Now, to stay competitive, Mexican traffickers are improving their product and streamlining delivery.
Well-organised Mexican cartels have also moved increasingly to cultivate marijuana on public land in the US. This gives them direct access to US markets, avoids the risk of seizure at the border and reduces transport costs.
The Mexican traffickers' illegal use of public land is a response to the dramatic increase in US production, authorities and growers say. In the northern woods of California, illegal immigrants hired by well-heeled Mexican bosses lay kilometres of plastic pipe and install oscillating sprinkler systems for clandestine fields that produce a cheaper, faster-growing ''commercial grade'' of marijuana. Eric Sligh, the editor and publisher of Grow magazine in Mendocino County, Northern California, said the Mexicans use a fast-growing variety and time their harvests to periods of low domestic production in the US.
A
fter establishing sophisticated farming networks in California, Washington and Oregon, the Mexican traffickers are shifting operations eastwards to Michigan, Arkansas and North Carolina, federal agents say.

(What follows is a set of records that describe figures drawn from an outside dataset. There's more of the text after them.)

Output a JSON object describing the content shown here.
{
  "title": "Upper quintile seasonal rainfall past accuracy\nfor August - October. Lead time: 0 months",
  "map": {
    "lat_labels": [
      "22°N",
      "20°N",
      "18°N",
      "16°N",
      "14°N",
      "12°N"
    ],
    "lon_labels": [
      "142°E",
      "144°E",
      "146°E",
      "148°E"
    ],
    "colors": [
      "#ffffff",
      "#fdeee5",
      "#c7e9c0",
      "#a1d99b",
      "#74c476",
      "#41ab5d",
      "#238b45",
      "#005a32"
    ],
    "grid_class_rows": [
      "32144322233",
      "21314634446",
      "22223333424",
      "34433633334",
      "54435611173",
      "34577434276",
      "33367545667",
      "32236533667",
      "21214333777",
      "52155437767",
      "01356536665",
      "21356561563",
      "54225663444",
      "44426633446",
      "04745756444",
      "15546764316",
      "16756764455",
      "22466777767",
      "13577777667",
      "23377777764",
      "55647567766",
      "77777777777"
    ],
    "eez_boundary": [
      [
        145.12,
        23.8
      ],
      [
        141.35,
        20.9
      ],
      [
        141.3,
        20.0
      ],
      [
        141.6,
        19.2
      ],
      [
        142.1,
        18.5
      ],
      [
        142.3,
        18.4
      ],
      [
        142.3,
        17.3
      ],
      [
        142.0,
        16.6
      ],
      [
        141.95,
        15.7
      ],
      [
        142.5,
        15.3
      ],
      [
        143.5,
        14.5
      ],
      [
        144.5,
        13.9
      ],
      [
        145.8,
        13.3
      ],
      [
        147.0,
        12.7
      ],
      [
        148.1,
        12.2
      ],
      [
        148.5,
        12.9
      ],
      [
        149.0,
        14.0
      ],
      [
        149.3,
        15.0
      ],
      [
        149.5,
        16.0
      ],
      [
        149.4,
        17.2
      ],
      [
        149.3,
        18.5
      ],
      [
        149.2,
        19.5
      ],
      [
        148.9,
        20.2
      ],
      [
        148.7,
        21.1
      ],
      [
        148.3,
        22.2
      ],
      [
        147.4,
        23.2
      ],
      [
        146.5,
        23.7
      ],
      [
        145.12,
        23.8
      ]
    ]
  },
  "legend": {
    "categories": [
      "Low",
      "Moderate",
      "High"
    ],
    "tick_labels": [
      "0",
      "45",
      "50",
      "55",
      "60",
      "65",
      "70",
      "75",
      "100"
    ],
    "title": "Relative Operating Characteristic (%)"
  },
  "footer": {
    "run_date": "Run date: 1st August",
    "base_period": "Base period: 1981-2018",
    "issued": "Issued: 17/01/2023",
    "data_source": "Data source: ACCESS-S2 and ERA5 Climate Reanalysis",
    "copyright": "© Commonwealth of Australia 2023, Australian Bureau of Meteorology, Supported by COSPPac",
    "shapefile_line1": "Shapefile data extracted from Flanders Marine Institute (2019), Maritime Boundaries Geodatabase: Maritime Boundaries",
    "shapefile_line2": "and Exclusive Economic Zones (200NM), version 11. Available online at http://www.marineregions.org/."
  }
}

Like wily commodity traders, Mexican traffickers time their shipments to exploit growing cycles in the US. They warehouse tons of pot south of the border to ship north during periods when demand peaks and domestic supplies are scarce, Mexican anti-narcotics officials say.
In the national forests and public timberlands of Northern California, Mexican growers shoot at US law enforcement agents with growing frequency and use fertilisers and pesticides that pollute watersheds and start fires. A 36,000-hectare blaze in Los Padres National Forest in Southern California in August began on a marijuana farm run by Mexican traffickers, authorities say. The fields are so inaccessible that helicopters are needed to insert agents, who cut the plants with pruning shears, machetes and even chainsaws before flying them out to be destroyed.
This season, five teams from the Bureau of Narcotic Enforcement in California have seized 4.2 million plants worth an estimated $US1.5 billion, a jump of 576 per cent since 2004.
Ralph Reyes, chief of operations for Mexico and Central America for the US Drug Enforcement Administration, said intelligence suggests that the big cartels are directly behind much of the marijuana growth that is taking place on public land.
''The casual consumer in the US - the kid or adult that smokes a joint - will never in their mind associate smoking that joint with the severing of people's heads in Mexico,'' he said.
http://www.brisbanetimes.com.au/wor...-threat-to-mexican-cartels-20091011-gseo.html
Looks like the cartels are moving this way, how soon before we get the violence and murder like Mexico has?